Before I retired I was active in Afscme, the public sector union an editor of an opposition newsletter.  The newsletter’s position was that no paid union official should earn more than the workers they represent. That the unions should demand on site childcare so having a child would still allow a man or woman to work if they chose to and for an independent working people’s party as an alternative to the two Wall Street parties, the Republicans and Democrats. The Democrats too are complicit in our decline.

It is nothing less than criminal that the sorters at Waste Management are earning $12 an hour and it is a disgrace that union officials should tolerate it and actually undermine it through their actions and their claims in the press that the workers are pawns or crazy or jeopardizing their jobs by their actions.

There is nothing “fair” about earning $12 an hour in a community where one to two bedroom apartments can run from $1200 to 2500.

I am not interested in de-cyphering the squabbles between paid union officials.  If the ILWU leadership is responsible for this mess, the membership has to wage the internal struggle that is necessary to change it; the same with the Teamsters and all unions. A worker told me yesterday that “I’ll do whatever the union says”.  He is right to be loyal to unions, ordinary workers built these organizations at great sacrifice and against the most brutal ruling class on earth.

But being loyal to our organizations doesn’t mean we have to blindly follow those that lead them or tolerate their leadership for life. The head of Afscme international when I was still active was earning about $500,000 a year and was in the position for some 40 years, an organization with the same leader for forty years is not a healthy one. It’s the members’ duty to put a stop to that.

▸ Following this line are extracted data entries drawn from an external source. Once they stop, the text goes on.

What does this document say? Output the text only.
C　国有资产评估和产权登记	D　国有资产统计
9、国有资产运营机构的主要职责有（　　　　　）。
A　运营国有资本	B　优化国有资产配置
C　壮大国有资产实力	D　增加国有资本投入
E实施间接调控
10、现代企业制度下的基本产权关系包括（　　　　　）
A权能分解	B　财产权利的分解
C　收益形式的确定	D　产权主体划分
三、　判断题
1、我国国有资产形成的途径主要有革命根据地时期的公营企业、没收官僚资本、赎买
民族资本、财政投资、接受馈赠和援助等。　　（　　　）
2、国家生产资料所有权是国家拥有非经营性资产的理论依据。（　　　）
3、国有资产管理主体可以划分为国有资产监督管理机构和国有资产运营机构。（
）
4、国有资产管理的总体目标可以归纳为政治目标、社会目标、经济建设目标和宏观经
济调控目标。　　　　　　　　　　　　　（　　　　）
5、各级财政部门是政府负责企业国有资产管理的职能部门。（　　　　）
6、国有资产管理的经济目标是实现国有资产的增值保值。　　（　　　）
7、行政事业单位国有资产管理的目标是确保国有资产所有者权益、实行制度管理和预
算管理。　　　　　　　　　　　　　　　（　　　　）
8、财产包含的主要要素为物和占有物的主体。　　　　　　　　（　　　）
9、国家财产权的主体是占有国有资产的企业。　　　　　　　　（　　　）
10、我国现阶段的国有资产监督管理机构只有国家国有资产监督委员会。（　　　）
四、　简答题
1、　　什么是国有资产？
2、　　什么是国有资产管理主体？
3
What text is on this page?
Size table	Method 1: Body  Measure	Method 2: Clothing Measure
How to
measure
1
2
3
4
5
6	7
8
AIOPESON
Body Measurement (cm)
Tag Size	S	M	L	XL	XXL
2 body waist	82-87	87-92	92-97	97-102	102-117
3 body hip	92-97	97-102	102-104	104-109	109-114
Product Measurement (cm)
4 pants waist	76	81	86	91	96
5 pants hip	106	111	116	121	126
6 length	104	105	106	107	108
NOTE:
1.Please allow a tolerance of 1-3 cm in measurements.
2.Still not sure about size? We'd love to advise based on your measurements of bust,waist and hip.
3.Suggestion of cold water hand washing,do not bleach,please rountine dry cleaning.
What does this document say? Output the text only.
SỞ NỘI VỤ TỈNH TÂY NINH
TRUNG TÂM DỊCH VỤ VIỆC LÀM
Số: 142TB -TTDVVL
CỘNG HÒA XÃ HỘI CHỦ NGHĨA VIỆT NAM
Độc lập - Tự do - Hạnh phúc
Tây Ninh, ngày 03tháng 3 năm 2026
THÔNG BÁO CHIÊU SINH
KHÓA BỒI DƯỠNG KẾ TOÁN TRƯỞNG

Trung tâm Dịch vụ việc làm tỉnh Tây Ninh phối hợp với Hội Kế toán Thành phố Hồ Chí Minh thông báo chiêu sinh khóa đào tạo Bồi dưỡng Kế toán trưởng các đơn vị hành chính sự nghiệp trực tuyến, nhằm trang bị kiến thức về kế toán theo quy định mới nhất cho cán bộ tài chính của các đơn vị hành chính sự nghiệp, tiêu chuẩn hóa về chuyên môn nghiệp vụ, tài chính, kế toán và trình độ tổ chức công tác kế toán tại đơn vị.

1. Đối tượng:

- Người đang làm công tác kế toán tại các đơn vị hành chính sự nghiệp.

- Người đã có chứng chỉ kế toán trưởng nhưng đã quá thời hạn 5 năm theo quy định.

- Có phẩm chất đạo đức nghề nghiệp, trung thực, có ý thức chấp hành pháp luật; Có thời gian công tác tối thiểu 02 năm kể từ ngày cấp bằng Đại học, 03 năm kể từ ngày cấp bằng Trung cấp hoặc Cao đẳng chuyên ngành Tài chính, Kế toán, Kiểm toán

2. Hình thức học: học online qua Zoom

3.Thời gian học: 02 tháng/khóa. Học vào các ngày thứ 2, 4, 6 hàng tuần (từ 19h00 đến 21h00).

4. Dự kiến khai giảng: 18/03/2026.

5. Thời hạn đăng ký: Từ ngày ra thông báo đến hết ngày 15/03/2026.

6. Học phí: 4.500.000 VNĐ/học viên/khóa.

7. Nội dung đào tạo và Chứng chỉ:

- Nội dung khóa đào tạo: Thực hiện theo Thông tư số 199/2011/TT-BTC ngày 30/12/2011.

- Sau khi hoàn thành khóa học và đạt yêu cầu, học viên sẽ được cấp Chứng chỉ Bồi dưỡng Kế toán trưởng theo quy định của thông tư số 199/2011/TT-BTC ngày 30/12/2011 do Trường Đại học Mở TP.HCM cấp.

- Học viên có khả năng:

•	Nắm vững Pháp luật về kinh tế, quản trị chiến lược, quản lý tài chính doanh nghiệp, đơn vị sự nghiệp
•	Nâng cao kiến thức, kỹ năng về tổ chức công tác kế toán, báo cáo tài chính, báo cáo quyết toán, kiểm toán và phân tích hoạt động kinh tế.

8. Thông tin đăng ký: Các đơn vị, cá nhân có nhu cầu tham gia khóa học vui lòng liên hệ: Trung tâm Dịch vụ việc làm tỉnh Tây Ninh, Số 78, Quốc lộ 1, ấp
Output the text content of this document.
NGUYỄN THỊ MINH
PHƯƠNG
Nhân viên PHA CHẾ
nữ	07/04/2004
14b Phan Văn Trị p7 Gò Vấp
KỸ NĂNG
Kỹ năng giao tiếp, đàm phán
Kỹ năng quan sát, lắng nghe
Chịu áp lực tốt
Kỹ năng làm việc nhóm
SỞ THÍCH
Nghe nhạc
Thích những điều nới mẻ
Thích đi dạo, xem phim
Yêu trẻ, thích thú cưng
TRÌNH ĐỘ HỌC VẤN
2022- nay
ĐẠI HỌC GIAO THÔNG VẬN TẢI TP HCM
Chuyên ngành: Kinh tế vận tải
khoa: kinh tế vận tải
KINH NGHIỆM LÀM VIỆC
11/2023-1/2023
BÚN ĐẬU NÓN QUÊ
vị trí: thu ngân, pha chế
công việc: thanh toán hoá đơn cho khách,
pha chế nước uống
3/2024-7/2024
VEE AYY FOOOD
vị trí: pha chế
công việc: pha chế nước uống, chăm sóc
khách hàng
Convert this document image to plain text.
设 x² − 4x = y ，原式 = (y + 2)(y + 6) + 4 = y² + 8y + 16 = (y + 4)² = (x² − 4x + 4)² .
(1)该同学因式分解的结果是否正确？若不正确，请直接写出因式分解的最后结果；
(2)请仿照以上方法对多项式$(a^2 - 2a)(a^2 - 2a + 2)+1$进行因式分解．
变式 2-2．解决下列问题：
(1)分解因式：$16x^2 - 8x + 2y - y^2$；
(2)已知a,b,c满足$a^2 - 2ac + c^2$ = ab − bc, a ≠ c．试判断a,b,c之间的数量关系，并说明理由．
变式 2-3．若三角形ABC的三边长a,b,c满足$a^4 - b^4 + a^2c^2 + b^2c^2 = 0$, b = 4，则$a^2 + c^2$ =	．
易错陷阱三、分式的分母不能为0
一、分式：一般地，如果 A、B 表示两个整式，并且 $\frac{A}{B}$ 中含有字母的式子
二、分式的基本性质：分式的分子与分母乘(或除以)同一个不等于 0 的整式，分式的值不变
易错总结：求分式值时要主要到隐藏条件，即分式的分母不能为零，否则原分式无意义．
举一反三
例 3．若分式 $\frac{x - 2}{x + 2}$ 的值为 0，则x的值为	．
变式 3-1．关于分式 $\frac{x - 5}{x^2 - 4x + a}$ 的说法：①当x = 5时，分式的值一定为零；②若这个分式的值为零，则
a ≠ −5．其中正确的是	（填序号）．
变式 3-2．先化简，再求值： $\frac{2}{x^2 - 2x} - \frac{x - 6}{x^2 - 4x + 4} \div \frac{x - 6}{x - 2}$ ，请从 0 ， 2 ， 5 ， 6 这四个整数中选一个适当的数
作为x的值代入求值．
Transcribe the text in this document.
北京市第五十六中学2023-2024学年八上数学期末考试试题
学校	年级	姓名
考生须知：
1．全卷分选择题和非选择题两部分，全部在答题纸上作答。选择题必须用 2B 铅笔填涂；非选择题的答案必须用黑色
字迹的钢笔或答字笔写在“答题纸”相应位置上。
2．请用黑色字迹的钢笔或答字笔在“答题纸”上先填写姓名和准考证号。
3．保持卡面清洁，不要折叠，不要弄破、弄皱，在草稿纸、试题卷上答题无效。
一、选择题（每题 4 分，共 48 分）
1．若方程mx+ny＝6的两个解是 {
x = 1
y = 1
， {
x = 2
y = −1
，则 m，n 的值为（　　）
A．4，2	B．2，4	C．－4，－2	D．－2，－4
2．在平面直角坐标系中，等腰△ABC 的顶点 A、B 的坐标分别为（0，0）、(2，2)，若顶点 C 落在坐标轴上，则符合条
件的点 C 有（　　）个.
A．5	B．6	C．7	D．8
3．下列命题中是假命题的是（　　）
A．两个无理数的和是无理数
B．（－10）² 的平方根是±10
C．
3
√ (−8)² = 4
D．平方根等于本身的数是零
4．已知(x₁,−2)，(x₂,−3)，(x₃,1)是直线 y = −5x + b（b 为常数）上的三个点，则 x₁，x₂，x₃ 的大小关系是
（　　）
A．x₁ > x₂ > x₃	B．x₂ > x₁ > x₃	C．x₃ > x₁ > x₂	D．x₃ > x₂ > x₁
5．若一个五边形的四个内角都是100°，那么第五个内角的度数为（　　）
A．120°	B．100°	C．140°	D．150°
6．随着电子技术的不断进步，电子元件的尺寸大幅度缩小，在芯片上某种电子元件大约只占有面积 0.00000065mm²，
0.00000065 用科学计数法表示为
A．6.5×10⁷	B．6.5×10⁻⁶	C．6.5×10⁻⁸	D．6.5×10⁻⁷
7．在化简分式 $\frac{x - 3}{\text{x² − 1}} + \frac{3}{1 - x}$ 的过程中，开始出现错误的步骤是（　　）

Meanwhile, in the struggle against the boss, we need to raise our expectations.  We need a shorter workweek. We need a minimum wage that provides a basket of goods that allows us to live a decent secure life, food housing, leisure, health care etc. In one area it might be $30 or more dollars like the San Francisco area, in other areas it may be different.  But the percentages should be the same.

We need to help the Waste Management workers win this strike as a first step.